I wish your husband's reaction wasn't the norm, but I think it is. On paper (applications and resumes) we cannot often see the life experiences that transpired for someone to decide to take the GED test. I have taught in the public schools and now teach at a non-profit where the goal is for students to earn either a HS diploma or a GED. There are some kids that are tailor made to take the GED (I have one right now who is a young mother in the foster care system living states away from any family who is still learning English), but even she is aware of the stigma that exists for GED. I don't want her to be shortchanged any opportunities in life, but I also know that at this time it's going to be downright near impossible for her attain her diploma.
I don't disagree at all with what you or your husband think; I just wish the general consensus could change about GED. Traditional routes for education aren't for everyone as they are not often customizable to the individual needs of each learner. If only our government, society, whoever could accept that. Many of the students I teach work INCREDIBLY hard to earn their GED, and it should be celebrated and honored. It breaks my heart that at some point someone may look down at a piece of paper and write them and their hard work off.
Yikes! What a novel of a comment. I completely enjoy the series you have going about homeschooling high schoolers. I've been learning a lot. Love the blog.

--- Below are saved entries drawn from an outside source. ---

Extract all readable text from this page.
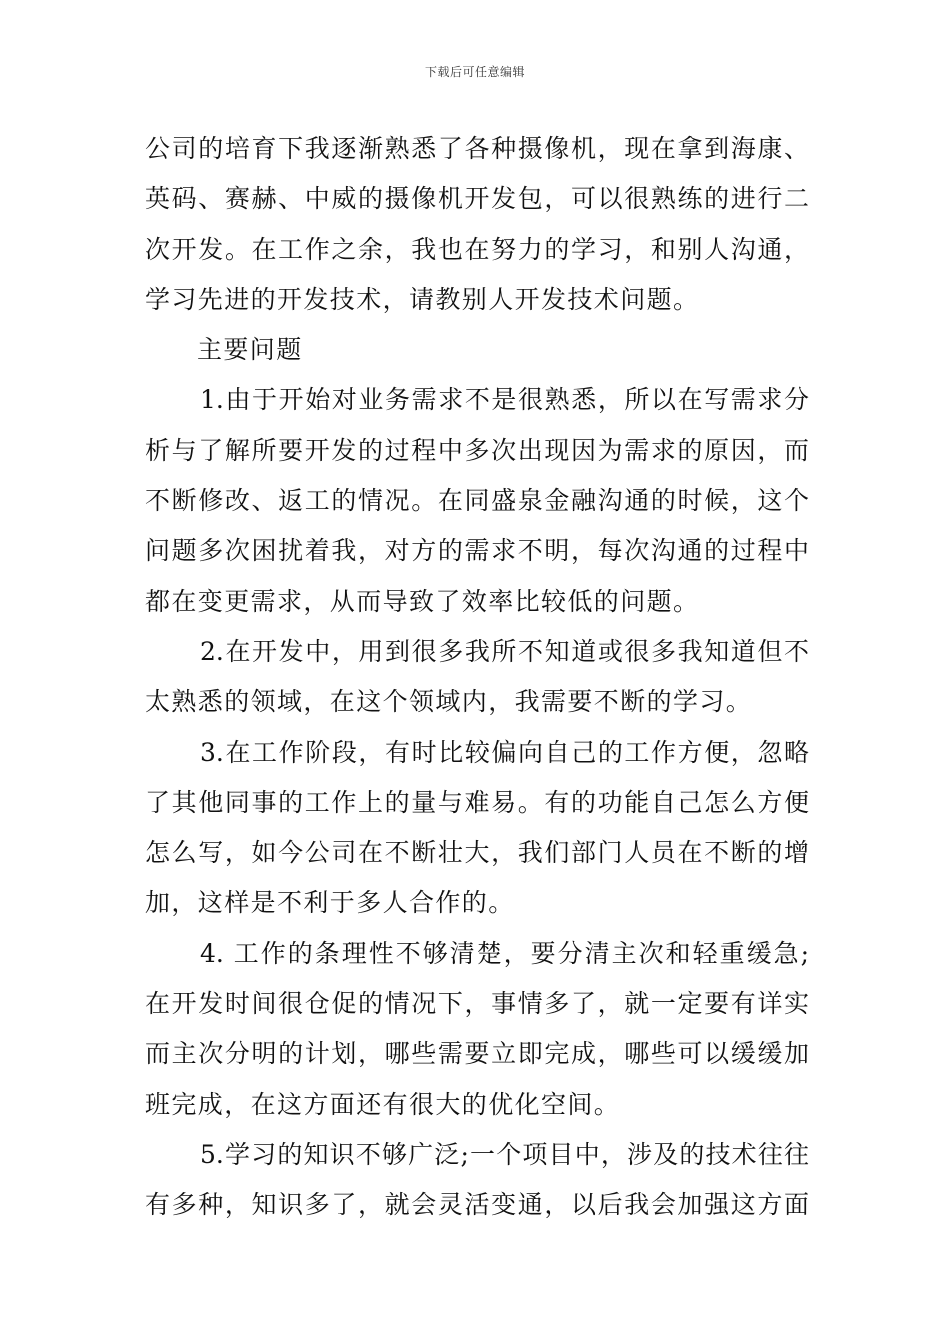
下载后可任意编辑
公司的培育下我逐渐熟悉了各种摄像机，现在拿到海康、
英码、赛赫、中威的摄像机开发包，可以很熟练的进行二
次开发。在工作之余，我也在努力的学习，和别人沟通，
学习先进的开发技术，请教别人开发技术问题。
主要问题
1.由于开始对业务需求不是很熟悉，所以在写需求分
析与了解所要开发的过程中多次出现因为需求的原因，而
不断修改、返工的情况。在同盛泉金融沟通的时候，这个
问题多次困扰着我，对方的需求不明，每次沟通的过程中
都在变更需求，从而导致了效率比较低的问题。
2.在开发中，用到很多我所不知道或很多我知道但不
太熟悉的领域，在这个领域内，我需要不断的学习。
3.在工作阶段，有时比较偏向自己的工作方便，忽略
了其他同事的工作上的量与难易。有的功能自己怎么方便
怎么写，如今公司在不断壮大，我们部门人员在不断的增
加，这样是不利于多人合作的。
4. 工作的条理性不够清楚，要分清主次和轻重缓急;
在开发时间很仓促的情况下，事情多了，就一定要有详实
而主次分明的计划，哪些需要立即完成，哪些可以缓缓加
班完成，在这方面还有很大的优化空间。
5.学习的知识不够广泛;一个项目中，涉及的技术往往
有多种，知识多了，就会灵活变通，以后我会加强这方面
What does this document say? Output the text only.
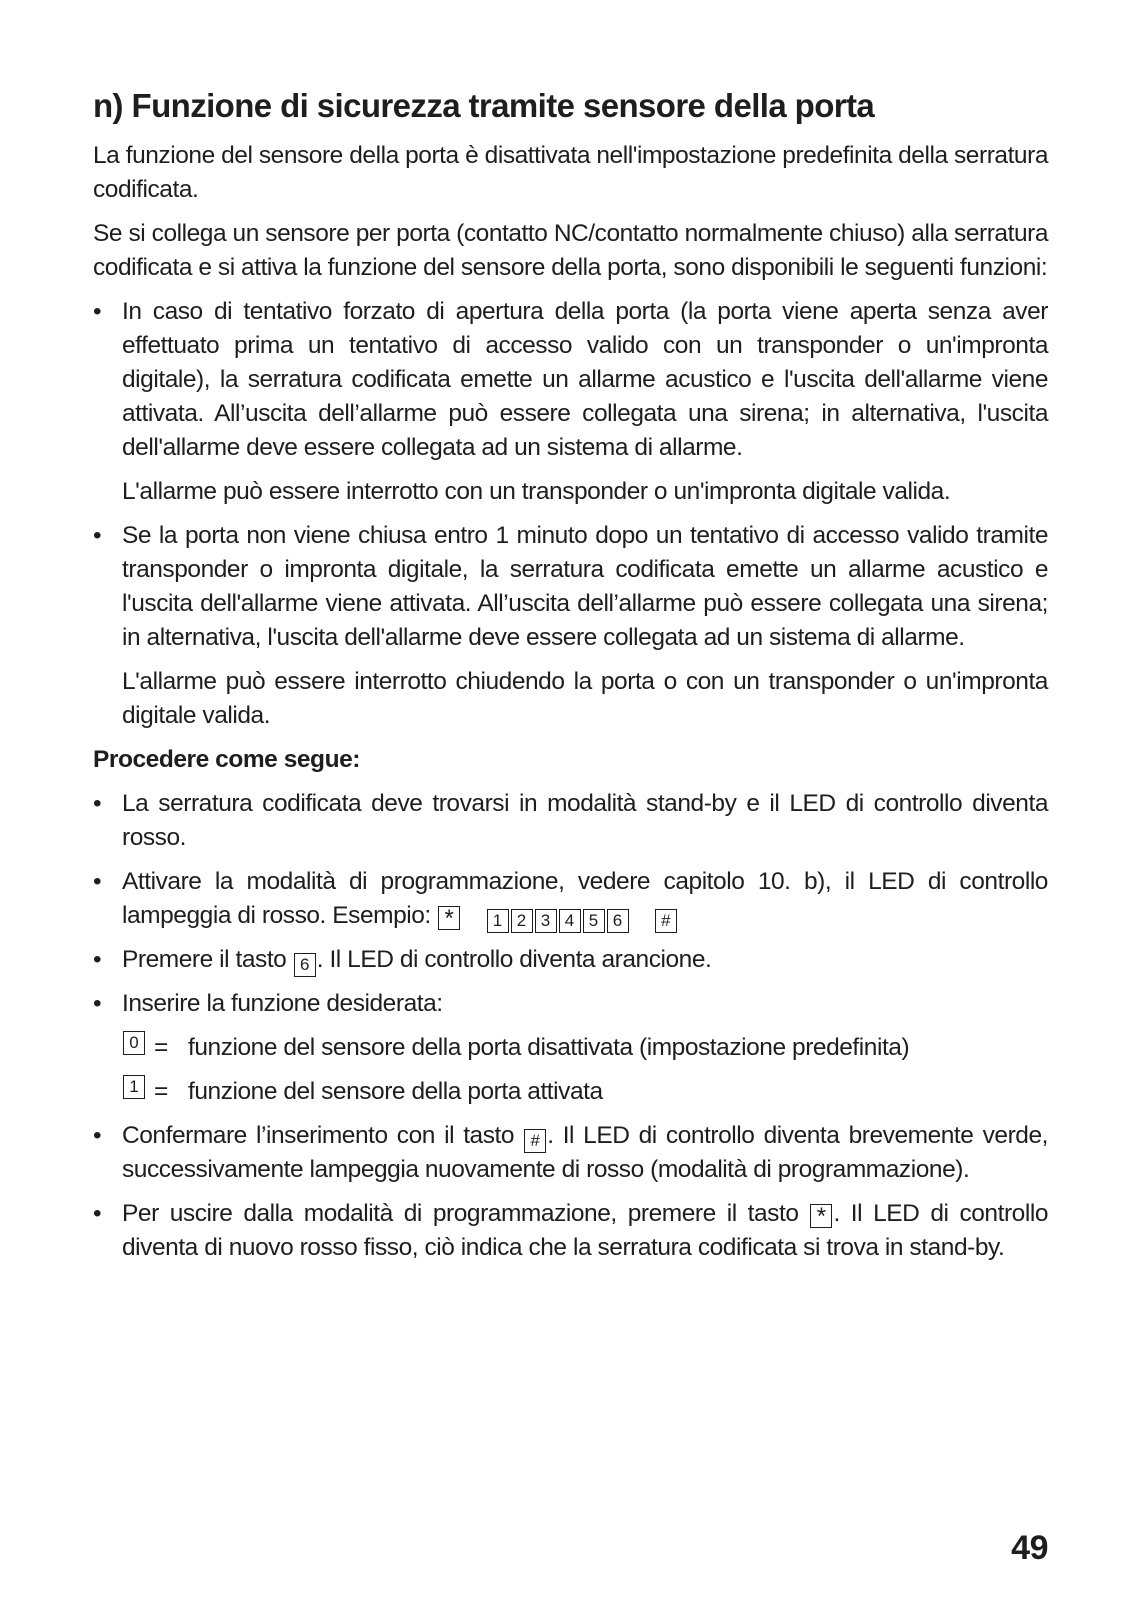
n) Funzione di sicurezza tramite sensore della porta

La funzione del sensore della porta è disattivata nell'impostazione predefinita della serratura codificata.

Se si collega un sensore per porta (contatto NC/contatto normalmente chiuso) alla serratura codificata e si attiva la funzione del sensore della porta, sono disponibili le seguenti funzioni:

• In caso di tentativo forzato di apertura della porta (la porta viene aperta senza aver effettuato prima un tentativo di accesso valido con un transponder o un'impronta digitale), la serratura codificata emette un allarme acustico e l'uscita dell'allarme viene attivata. All’uscita dell’allarme può essere collegata una sirena; in alternativa, l'uscita dell'allarme deve essere collegata ad un sistema di allarme.

L'allarme può essere interrotto con un transponder o un'impronta digitale valida.

• Se la porta non viene chiusa entro 1 minuto dopo un tentativo di accesso valido tramite transponder o impronta digitale, la serratura codificata emette un allarme acustico e l'uscita dell'allarme viene attivata. All’uscita dell’allarme può essere collegata una sirena; in alternativa, l'uscita dell'allarme deve essere collegata ad un sistema di allarme.

L'allarme può essere interrotto chiudendo la porta o con un transponder o un'impronta digitale valida.

Procedere come segue:
• La serratura codificata deve trovarsi in modalità stand-by e il LED di controllo diventa rosso.
• Attivare la modalità di programmazione, vedere capitolo 10. b), il LED di controllo lampeggia di rosso. Esempio: * 1 2 3 4 5 6 #
• Premere il tasto 6 . Il LED di controllo diventa arancione.
• Inserire la funzione desiderata:
0 = funzione del sensore della porta disattivata (impostazione predefinita)
1 = funzione del sensore della porta attivata
• Confermare l’inserimento con il tasto # . Il LED di controllo diventa brevemente verde, successivamente lampeggia nuovamente di rosso (modalità di programmazione).
• Per uscire dalla modalità di programmazione, premere il tasto * . Il LED di controllo diventa di nuovo rosso fisso, ciò indica che la serratura codificata si trova in stand-by.
49
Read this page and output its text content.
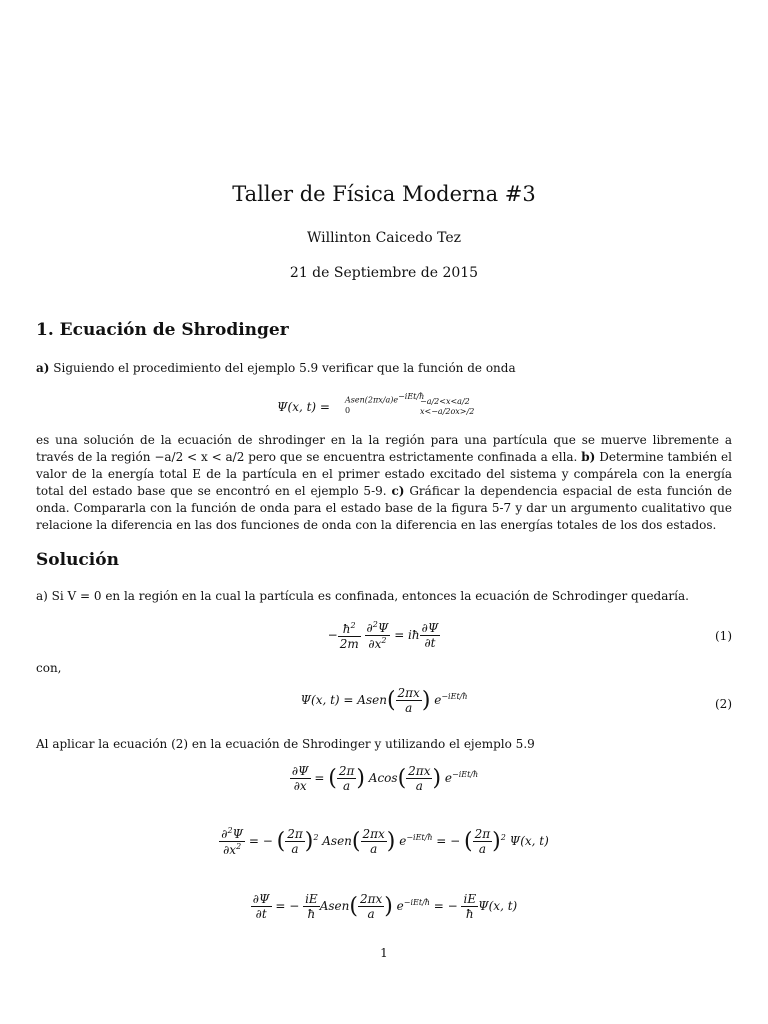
Taller de Física Moderna #3
Willinton Caicedo Tez
21 de Septiembre de 2015
1. Ecuación de Shrodinger
a) Siguiendo el procedimiento del ejemplo 5.9 verificar que la función de onda
Ψ(x, $t) = Asen(2\pi x/a)e^{-iEt/ħ}$
0
−a/2<x<a/2
x<−a/2ox>/2
es una solución de la ecuación de shrodinger en la la región para una partícula que se muerve libremente a través de la región −a/2 < x < a/2 pero que se encuentra estrictamente confinada a ella. b) Determine también el valor de la energía total E de la partícula en el primer estado excitado del sistema y compárela con la energía total del estado base que se encontró en el ejemplo 5-9. c) Gráficar la dependencia espacial de esta función de onda. Compararla con la función de onda para el estado base de la figura 5-7 y dar un argumento cualitativo que relacione la diferencia en las dos funciones de onda con la diferencia en las energías totales de los dos estados.
Solución
a) Si V = 0 en la región en la cual la partícula es confinada, entonces la ecuación de Schrodinger quedaría.
− $\frac{ħ^2}{2m}$
$\frac{\partial^2\Psi}{\partial x^2}$ = iħ $\frac{\partial\Psi}{\partial t}$	(1)
con,
Ψ(x, t) = Asen( $\frac{2\pi x}{a}$ ) $e^{-iEt/ħ}$
(2)
Al aplicar la ecuación (2) en la ecuación de Shrodinger y utilizando el ejemplo 5.9
$\frac{\partial\Psi}{\partial x}$ = ( $\frac{2\pi}{a}$ ) $Acos( \frac{2\pi x}{a}$ ) $e^{-iEt/ħ}$
$\frac{\partial^2\Psi}{\partial x^2}$ = − ( $\frac{2\pi}{a} )^2$ Asen( $\frac{2\pi x}{a}$ ) $e^{-iEt/ħ}$ = − ( $\frac{2\pi}{a} )^2$ Ψ(x, t)
$\frac{\partial\Psi}{\partial t}$ = − $\frac{iE}{ħ}$ Asen( $\frac{2\pi x}{a}$ ) $e^{-iEt/ħ}$ = − $\frac{iE}{ħ} \Psi(x$, t)
1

I agree. It makes me sad when I hear homeschool moms say that their child isn't college bound and basically take that as a license to be mediocre.
I agree. My step-sister earned her GED and she is a very intelligent woman for whom circumstances made it difficult to finish high school. She is not a quitter or an underacheiver. I think my husband's opinion is based both one what he has seen in the workforce (not on his personal opinion of people who have chosen to earn a GED) and on his own experience of not having earned a college degree and often seeing a degree take precedence over work experience. It's really a shame that so much in our current job market is based on a piece of paper.
Thanks, Barb. You know I always value your input based on your experience because you already have children reaping the rewards of a wonderful homeschool experience.
I'm not sure about every state, but in mine, there's a higher-level test than the GED — the California High School Proficiency Exam –that is fully equivalent to a diploma. I took it when I was 16 and then went on to graduate from a four-year university.